HR’s specific ESG obligations under BRSR include:
Workforce Data Collection and Disclosure:
Total employee count by gender, type (permanent/contractual), and level. Year-on-year change. Turnover rate by gender. These must be disclosed in the BRSR with precision — not estimates.
Wellbeing Expenditure:
Total expenditure on employee health, safety, training, and welfare. Per-employee training hours. Coverage of health insurance, accident insurance, and parental leave — disaggregated by gender and employment type.
Pay Equity Disclosure:
Median remuneration ratio (CEO to median employee) is a BRSR Core KPI requiring third-party assurance for top 500 companies. HR must establish the data system to compute this accurately — which requires complete, standardised compensation data across the organisation.
Safety Metrics:
Lost Time Injury Frequency Rate (LTIFR), fatality count, and near-miss incident reporting. Mandatory for all companies filing BRSR — with year-on-year trend disclosure.
Gender Diversity Targets:
Board-level, senior management, and total workforce gender composition with targets for improvement. Not just a disclosure — a commitment tracked annually.
Building ESG Readiness: A Practical Implementation Roadmap
For organisations that recognise the compliance gap and need to build ESG capability systematically:
Phase 1 — Assessment (Months 1–2):
Conduct a gap analysis against the BRSR framework applicable to your company. Identify which KPIs you currently have data systems for (likely very few) and which require new data collection infrastructure. Commission an ESG materiality assessment to identify which environmental, social, and governance topics are most relevant to your specific business model.

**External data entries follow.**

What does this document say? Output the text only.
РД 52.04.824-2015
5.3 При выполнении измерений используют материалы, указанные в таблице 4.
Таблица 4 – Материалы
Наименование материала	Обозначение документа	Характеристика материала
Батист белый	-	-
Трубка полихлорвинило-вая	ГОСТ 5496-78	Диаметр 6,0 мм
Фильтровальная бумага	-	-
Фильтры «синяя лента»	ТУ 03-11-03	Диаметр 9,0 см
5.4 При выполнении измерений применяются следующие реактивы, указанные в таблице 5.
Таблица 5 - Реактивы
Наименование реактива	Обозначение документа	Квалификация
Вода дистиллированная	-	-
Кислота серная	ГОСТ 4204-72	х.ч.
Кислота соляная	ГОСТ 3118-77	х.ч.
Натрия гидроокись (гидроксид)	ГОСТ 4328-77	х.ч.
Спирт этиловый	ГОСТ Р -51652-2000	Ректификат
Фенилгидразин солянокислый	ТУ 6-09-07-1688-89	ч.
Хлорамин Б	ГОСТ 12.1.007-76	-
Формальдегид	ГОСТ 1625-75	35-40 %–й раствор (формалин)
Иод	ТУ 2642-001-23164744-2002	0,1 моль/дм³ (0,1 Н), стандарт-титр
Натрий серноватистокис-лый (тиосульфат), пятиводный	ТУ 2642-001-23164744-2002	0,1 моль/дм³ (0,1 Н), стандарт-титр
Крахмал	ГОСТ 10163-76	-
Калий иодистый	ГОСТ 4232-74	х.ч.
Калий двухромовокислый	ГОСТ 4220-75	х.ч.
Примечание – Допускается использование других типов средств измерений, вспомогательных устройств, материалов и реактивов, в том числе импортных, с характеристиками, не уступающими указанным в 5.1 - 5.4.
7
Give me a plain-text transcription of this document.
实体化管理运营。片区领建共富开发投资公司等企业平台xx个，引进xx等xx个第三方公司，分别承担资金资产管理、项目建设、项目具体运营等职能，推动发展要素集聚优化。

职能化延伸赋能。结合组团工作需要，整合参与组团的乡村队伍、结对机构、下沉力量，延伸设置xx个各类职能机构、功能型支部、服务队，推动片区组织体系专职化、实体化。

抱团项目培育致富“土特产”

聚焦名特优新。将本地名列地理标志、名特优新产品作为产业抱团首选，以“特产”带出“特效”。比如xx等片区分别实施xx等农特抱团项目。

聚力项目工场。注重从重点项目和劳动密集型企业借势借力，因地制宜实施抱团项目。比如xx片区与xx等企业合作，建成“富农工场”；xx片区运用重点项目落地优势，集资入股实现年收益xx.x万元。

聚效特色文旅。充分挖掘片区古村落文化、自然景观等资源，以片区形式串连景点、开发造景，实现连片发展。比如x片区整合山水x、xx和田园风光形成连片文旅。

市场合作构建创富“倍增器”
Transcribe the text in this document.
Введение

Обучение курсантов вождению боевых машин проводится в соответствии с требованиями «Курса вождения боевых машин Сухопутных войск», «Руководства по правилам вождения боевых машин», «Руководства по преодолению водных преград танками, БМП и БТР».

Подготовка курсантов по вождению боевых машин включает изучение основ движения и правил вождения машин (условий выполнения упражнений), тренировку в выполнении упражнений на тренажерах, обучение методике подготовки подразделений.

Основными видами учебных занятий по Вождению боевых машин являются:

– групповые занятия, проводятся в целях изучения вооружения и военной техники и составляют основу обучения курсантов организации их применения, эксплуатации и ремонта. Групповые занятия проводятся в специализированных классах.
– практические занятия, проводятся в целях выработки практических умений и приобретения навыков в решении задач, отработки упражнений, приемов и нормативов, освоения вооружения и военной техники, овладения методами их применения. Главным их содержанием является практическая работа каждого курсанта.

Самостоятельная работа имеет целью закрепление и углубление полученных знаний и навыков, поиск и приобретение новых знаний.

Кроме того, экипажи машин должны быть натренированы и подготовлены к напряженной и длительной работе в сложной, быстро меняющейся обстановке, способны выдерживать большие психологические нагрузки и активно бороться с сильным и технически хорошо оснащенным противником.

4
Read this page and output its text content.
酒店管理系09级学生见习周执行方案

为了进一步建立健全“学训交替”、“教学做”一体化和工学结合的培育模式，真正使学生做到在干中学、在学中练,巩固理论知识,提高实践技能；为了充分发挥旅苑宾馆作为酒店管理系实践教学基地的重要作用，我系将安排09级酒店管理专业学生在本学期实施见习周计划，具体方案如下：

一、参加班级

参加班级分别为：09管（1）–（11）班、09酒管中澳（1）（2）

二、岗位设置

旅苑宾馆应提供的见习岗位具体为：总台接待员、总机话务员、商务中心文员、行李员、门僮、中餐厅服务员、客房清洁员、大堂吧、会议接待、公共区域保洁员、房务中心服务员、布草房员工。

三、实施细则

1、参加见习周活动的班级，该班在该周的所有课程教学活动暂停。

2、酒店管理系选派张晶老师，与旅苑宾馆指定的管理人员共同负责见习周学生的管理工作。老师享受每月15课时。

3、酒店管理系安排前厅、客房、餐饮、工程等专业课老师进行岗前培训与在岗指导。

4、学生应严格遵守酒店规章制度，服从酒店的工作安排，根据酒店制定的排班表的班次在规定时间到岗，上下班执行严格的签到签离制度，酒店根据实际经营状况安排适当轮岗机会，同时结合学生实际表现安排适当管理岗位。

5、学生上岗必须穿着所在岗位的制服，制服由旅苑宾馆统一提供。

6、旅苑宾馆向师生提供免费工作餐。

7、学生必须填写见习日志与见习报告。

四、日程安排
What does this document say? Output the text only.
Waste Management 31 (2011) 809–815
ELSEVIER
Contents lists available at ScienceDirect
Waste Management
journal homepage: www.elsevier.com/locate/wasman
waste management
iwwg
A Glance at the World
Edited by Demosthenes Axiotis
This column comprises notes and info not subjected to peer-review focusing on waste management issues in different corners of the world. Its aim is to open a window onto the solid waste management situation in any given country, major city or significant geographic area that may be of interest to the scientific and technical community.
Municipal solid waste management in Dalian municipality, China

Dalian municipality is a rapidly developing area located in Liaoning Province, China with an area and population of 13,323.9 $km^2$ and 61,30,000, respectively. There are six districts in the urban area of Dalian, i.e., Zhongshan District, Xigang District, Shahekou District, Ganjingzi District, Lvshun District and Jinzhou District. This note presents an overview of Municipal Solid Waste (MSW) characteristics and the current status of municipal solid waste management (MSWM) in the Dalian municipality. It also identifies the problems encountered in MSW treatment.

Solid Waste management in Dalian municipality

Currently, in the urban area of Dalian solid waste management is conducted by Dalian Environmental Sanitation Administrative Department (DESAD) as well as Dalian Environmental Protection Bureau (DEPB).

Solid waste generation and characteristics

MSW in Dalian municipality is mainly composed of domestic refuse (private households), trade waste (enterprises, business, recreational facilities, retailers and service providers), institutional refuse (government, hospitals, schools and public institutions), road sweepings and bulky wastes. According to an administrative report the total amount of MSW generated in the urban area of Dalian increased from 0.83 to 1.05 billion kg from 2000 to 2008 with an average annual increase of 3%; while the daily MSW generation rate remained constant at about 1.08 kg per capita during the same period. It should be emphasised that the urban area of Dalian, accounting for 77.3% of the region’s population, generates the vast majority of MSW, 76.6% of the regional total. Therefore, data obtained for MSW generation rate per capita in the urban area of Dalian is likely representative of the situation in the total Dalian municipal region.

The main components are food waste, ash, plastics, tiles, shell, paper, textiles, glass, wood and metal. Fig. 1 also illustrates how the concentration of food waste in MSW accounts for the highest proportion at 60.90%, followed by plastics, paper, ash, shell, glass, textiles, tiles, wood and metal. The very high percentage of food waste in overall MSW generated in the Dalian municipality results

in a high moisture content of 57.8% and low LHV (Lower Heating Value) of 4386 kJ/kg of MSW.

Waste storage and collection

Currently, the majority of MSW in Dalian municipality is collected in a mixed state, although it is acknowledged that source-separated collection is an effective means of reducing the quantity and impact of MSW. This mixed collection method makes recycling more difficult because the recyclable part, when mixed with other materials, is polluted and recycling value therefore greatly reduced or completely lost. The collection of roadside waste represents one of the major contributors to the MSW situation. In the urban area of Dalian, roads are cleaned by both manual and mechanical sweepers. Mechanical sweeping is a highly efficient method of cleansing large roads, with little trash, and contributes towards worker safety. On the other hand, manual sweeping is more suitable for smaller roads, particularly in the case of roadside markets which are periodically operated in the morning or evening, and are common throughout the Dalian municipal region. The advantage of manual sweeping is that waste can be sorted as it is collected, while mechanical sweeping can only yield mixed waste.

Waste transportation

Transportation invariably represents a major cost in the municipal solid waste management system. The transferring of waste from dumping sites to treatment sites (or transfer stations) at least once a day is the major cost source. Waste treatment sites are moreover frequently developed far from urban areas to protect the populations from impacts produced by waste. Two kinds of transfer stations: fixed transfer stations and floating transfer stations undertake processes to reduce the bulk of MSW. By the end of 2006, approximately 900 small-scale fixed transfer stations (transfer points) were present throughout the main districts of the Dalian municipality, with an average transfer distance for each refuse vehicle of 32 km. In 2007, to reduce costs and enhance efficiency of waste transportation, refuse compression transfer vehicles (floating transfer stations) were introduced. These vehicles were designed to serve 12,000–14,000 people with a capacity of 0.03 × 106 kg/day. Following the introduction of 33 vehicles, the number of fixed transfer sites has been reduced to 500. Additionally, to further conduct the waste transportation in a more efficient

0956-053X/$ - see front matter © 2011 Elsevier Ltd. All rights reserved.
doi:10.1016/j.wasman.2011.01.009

Phase 2 — Data Systems (Months 3–6):
Implement metering, monitoring, and recording systems for energy consumption, water withdrawal, waste generation, and GHG emissions across all operational sites. This is the most resource-intensive phase — it typically requires both capital investment (meters, sensors, reporting software) and process change (standard operating procedures for data recording).
Simultaneously, audit HR data systems for completeness and accuracy. BRSR requires very specific workforce data that many HR information systems in India do not currently capture in the required format.
Phase 3 — Reporting Framework (Months 6–9):
Build the BRSR filing structure — both the narrative sections and the quantitative KPI tables. Engage a SEBI-recognised assurance provider early — their requirements will shape what data you need and in what format.
Phase 4 — Assurance and Filing (Months 9–12):
Engage third-party assurance (for BRSR Core companies), conduct the assurance engagement, address any findings, and file the BRSR as part of your Annual Report by the prescribed deadline.
Ongoing:
ESG reporting is a continuous, not episodic, obligation. Build internal capability — or retain a specialised ESG consulting firm — to maintain data systems, monitor regulatory changes, and prepare for the progressive tightening of SEBI’s framework through FY 2026-27 and beyond.
Looking ahead, ESG in India is expected to become more deeply integrated into business and investment decision-making processes. The trajectory is clear: what is voluntary today becomes mandatory tomorrow. What applies to listed companies today applies to their value chains tomorrow.
The organisations that build ESG readiness proactively — as a genuine business capability rather than a last-minute compliance exercise — will find themselves with competitive advantages in capital markets, procurement relationships, talent attraction, and regulatory standing that their reactive peers will struggle to replicate.